A total of 34 participants with concussions (mean [SD] age, 19.7 [2.4] years; 20 [63%] men) and 54 participants without concussions (mean [SD] age, 20.8 [2.2] years; 31 [57%] men) completed the study. Six ET metrics (ie, simple reaction time, discriminate reaction time, discriminate visual reaction speed, choice visual reaction speed, and reaction time on 2 measures of dynamic visual acuity 2) were found to be clinically important; all were measures of reaction time, and none were related to SPEM. Combined, these 6 metrics had an AUROC of 0.90 (95% CI, 0.80-0.99), a sensitivity of 77.8%, and a specificity of 92.6%. The 6 metrics remained significant on sensitivity testing.
In this study, ET measures of slowed visual reaction time had high classification accuracy for concussion.

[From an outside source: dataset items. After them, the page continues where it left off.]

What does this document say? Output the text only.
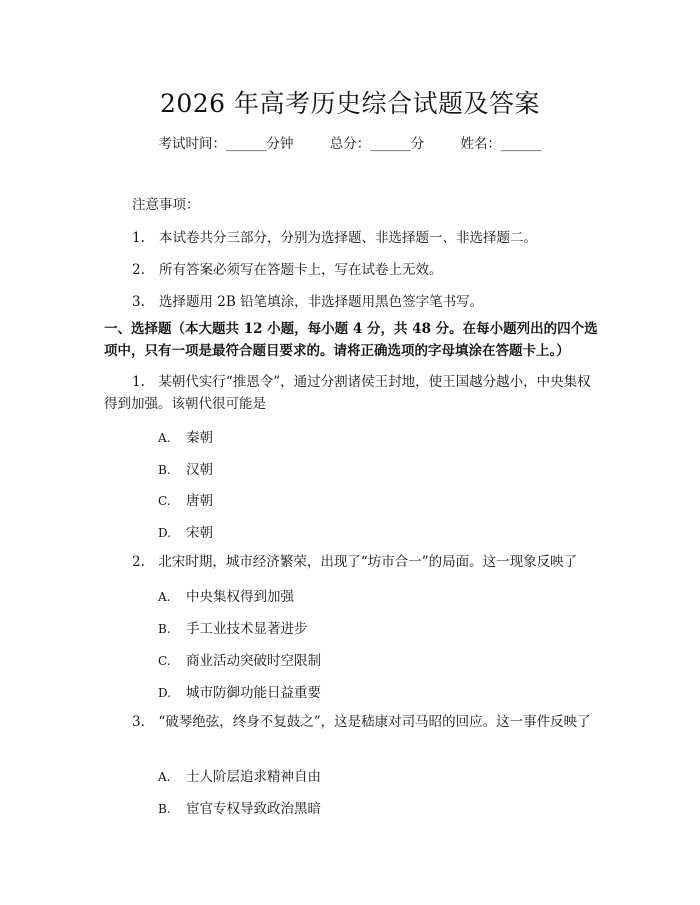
2026 年高考历史综合试题及答案
考试时间：______分钟	总分：______分	姓名：______
注意事项：
1. 本试卷共分三部分，分别为选择题、非选择题一、非选择题二。
2. 所有答案必须写在答题卡上，写在试卷上无效。
3. 选择题用 2B 铅笔填涂，非选择题用黑色签字笔书写。
一、选择题（本大题共 12 小题，每小题 4 分，共 48 分。在每小题列出的四个选项中，只有一项是最符合题目要求的。请将正确选项的字母填涂在答题卡上。）
1.　某朝代实行“推恩令”，通过分割诸侯王封地，使王国越分越小，中央集权得到加强。该朝代很可能是
A. 秦朝
B. 汉朝
C. 唐朝
D. 宋朝
2.　北宋时期，城市经济繁荣，出现了“坊市合一”的局面。这一现象反映了
A. 中央集权得到加强
B. 手工业技术显著进步
C. 商业活动突破时空限制
D. 城市防御功能日益重要
3.　“破琴绝弦，终身不复鼓之”，这是嵇康对司马昭的回应。这一事件反映了
A. 士人阶层追求精神自由
B. 宦官专权导致政治黑暗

Accurate, objective measures of NO function have the potential to improve concussion recognition and reduce the disability associated with underdiagnosis.
在接触性运动中,基于症状的脑震荡诊断方法会导致诊断不足以及运动员反复暴露于头部受伤风险中,从而增加长期残疾的风险。神经眼科(NO)功能测量有可能作为客观辅助手段,但其诊断效用尚不清楚。
确定能够准确区分有脑震荡和无脑震荡运动员的NO测量指标。
设计、地点和参与者:这项队列研究在2016年至2017年期间年龄在17至22岁的有脑震荡和无脑震荡的运动员中进行。对于在进行体育运动时受伤且符合脑震荡研究定义的患者(从脑震荡诊所中回顾性选择),在受伤后中位数19天测量其眼动和认知功能,然后与无脑震荡的对照组参与者(从104名无既往头部受伤的非接触性大学运动员志愿者中招募)进行比较。数据分析于2019年11月至2020年5月进行。
脑震荡。
具有临床重要鉴别意义的眼动追踪(ET)指标的分类准确性。通过12分钟的ET程序评估参与者的眼动,得出42项与平稳跟踪眼动(SPEM)、扫视、动态视力和反应时间相关的指标。具有临床重要鉴别意义的指标被定义为那些组间差异显著且受试者工作特征曲线下面积(AUROC)至少为0.70的指标。
共有34名脑震荡参与者(平均[标准差]年龄,19.7[2.4]岁;20名[63%]为男性)和54名无脑震荡参与者(平均[标准差]年龄,20.8[2.2]岁;31名[57%]为男性)完成了研究。发现6项ET指标(即简单反应时间、辨别反应时间、辨别视觉反应速度、选择视觉反应速度以及动态视力2项测量指标的反应时间)具有临床重要意义;所有这些都是反应时间的测量指标,且均与SPEM无关。综合起来,这6项指标的AUROC为0.90(95%CI,0.80 - 0.99),敏感性为77.8%,特异性为92.6%。这6项指标在敏感性测试中仍然具有显著性。
在本研究中,视觉反应时间减慢的ET测量指标对脑震荡具有较高的分类准确性。准确、客观的NO功能测量指标有可能改善脑震荡的识别,并减少与诊断不足相关的残疾。